One thing that Dobbs has never abandoned since its inception is his work with Uprise.
His manager sifts through hundreds of requests and invitations, and Dobbs continues to periodically travel all over to tell his story. He also treats the audience to a dunk show, and often includes several in it by jumping over them on the way to an improbable dunk.
Two years after he founded Uprise, he started a tour to Native American communities through his foundation after he read some frightening statistics—specifically regarding suicide. Part of the Choctaw tribe himself, Dobbs also wanted to make sure the youth in those communities got to hear the story of his turnaround and consequent rise.
To help inspire his listeners and fans to chase their dreams, he is open about sharing how his were bred.

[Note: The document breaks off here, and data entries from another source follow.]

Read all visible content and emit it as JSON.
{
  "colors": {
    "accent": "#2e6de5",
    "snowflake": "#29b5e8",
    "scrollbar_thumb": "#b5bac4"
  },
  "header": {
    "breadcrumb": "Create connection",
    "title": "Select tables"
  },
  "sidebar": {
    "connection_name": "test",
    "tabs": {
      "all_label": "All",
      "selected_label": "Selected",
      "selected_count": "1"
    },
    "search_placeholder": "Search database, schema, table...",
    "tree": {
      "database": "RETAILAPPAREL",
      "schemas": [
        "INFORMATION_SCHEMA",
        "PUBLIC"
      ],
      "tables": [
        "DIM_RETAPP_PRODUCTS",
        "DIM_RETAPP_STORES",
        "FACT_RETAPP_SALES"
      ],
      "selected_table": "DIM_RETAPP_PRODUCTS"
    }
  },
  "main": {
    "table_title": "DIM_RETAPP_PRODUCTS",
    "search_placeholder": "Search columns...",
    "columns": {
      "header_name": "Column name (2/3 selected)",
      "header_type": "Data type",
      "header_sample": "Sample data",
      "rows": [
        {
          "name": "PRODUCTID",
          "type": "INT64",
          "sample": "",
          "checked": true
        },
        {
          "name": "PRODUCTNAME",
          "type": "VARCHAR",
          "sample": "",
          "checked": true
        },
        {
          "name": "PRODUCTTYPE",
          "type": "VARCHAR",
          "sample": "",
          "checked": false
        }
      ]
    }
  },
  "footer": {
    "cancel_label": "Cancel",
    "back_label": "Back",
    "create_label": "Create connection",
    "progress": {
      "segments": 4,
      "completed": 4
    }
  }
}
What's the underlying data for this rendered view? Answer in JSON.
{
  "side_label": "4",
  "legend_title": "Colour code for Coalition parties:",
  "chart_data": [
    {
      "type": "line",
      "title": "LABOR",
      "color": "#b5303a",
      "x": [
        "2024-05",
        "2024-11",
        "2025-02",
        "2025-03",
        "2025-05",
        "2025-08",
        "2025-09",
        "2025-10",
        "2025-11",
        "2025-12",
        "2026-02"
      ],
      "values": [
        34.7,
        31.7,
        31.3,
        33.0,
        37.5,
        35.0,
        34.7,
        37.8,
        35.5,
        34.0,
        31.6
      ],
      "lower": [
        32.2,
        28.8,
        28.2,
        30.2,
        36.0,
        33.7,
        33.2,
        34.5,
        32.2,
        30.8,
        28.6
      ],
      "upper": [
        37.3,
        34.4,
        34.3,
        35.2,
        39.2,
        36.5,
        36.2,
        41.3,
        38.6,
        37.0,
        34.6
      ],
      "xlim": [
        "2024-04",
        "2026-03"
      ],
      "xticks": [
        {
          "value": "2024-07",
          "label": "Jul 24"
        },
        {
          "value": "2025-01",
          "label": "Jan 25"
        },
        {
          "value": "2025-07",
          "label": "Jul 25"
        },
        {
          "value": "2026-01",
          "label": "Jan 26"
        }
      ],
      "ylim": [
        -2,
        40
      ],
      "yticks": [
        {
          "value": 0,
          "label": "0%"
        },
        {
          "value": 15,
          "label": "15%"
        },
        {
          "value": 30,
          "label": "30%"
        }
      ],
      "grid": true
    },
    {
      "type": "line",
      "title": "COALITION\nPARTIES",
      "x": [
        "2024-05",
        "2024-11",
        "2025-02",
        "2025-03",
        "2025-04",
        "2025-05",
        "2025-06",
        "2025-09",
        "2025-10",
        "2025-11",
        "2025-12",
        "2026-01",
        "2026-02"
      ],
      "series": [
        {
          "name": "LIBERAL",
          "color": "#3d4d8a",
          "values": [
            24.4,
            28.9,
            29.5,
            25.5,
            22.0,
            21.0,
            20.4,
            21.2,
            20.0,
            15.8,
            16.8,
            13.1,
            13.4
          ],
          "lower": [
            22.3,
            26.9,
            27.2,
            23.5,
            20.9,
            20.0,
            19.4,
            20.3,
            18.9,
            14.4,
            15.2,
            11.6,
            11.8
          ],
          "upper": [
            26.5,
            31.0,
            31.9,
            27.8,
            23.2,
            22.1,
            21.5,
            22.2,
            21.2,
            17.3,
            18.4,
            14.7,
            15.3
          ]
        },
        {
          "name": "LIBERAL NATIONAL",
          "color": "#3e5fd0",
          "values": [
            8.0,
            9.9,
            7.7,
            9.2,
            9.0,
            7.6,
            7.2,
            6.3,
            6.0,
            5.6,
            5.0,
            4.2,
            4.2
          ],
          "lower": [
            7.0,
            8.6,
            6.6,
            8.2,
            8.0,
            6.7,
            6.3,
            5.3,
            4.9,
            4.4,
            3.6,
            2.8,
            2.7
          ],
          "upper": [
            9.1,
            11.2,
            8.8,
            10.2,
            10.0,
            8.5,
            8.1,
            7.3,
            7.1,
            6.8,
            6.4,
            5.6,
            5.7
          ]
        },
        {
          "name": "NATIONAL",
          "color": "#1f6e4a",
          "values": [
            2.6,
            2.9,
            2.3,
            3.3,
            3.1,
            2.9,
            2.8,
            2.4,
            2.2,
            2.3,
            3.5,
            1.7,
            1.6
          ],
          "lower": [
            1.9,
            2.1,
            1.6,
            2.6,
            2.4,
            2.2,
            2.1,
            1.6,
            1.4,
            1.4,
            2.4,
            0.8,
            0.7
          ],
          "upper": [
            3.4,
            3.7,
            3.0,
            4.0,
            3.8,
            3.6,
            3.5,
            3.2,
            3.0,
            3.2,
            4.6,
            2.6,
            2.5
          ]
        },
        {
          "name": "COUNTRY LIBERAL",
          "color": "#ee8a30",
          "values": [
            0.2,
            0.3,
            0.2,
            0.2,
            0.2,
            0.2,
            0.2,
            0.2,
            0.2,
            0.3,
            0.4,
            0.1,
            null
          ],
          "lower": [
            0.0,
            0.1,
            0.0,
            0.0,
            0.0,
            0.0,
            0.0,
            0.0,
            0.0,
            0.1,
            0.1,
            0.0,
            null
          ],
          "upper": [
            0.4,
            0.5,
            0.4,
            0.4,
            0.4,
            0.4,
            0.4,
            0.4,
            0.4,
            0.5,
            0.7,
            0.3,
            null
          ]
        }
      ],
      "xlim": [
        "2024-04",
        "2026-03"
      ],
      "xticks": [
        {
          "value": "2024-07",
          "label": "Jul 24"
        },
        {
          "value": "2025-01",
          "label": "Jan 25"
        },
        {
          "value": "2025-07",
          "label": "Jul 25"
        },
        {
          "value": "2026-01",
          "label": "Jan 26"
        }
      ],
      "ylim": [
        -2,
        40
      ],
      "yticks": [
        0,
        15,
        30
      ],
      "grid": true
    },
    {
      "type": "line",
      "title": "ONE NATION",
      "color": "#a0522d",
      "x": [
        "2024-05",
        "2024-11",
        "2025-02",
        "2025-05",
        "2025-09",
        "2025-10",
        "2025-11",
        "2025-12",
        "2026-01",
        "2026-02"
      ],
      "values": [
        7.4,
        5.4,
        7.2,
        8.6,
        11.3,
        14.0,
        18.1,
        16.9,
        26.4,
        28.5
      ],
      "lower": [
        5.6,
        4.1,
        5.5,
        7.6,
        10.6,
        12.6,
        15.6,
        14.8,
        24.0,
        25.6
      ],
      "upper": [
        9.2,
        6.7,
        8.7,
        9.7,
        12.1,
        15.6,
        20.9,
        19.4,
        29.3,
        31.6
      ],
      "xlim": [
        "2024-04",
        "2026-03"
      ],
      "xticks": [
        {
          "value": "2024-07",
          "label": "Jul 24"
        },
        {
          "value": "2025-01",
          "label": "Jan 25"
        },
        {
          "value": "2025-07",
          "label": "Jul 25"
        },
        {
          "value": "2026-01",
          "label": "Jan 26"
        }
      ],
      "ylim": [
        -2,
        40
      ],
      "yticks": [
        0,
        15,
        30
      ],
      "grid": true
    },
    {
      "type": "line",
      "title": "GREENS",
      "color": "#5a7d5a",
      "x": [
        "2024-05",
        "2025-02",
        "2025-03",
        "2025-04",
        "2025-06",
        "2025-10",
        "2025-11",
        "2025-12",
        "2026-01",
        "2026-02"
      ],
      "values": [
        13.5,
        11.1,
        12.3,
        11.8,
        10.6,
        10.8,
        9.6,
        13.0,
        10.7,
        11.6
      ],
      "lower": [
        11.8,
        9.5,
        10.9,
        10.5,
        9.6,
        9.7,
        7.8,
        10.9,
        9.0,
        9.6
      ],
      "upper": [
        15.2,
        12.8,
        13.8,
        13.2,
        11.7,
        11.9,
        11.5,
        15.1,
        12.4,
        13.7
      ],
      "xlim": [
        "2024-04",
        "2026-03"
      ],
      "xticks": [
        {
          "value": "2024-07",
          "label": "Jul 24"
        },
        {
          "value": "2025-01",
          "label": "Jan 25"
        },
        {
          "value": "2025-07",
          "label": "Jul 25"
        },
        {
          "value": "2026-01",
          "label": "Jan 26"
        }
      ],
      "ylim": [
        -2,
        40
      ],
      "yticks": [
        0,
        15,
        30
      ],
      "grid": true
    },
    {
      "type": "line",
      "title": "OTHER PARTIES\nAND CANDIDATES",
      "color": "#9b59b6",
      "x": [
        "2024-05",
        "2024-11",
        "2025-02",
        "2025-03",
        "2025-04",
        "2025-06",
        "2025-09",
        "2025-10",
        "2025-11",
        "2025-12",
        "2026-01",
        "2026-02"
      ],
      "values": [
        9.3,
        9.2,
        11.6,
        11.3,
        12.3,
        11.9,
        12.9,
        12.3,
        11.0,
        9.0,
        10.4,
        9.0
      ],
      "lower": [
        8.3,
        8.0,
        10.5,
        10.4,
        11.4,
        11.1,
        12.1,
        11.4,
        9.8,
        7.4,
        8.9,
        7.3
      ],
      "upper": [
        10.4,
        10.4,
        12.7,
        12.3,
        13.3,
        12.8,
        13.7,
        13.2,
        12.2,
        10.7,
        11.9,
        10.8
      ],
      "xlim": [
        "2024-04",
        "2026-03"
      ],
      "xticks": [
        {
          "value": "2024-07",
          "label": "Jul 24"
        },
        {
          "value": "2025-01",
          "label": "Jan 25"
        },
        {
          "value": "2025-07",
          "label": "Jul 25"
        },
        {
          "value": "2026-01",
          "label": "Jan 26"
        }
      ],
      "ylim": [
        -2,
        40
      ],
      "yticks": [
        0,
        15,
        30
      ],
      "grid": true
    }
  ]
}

As important as it is to him to revive the dunk contest, it pales in comparison to his mission of rejuvenating the outlook of disenfranchised youth.
“There was a time in my life where I was so low and so hopeless after drugs and alcohol, and missing out on opportunities that I actually thought about suicide,” Dobbs said. “I swallowed a bunch of pills and was found in my car thankfully, and taken to the hospital. They told me another eight hours and I probably would have been dead. It was some low times back then.
“Having to understand the hopeless feeling that you have that you screwed up your life, and that there’s no way that anything will turn around in a positive note, was something I really focused on when I found out that the statistics were so high for Native American youth to commit suicide. So I made it a point to share that personal story.
“One girl in particular said she planned on committing suicide, and was out of school for a week. But she heard I was coming out for an event, and came to the assembly and heard my story. She was crying and her counselors said my speech that morning really changed her direction. Now she’s hoping to follow her goals and become a writer. So that’s really cool to me.”
Whether Dobbs himself ever breaks back into the D-League and beyond as a player, or consults the next NBA player to put on a legendary performance in the dunk contest remains to be seen. But as he continues to work towards his goals, he continues to speak to thousands of kids across the country from all different backgrounds about working hard toward achieving their dreams regardless of most circumstance.
Maybe one of the kids in his many crowds has better springs than him and doesn’t know it yet.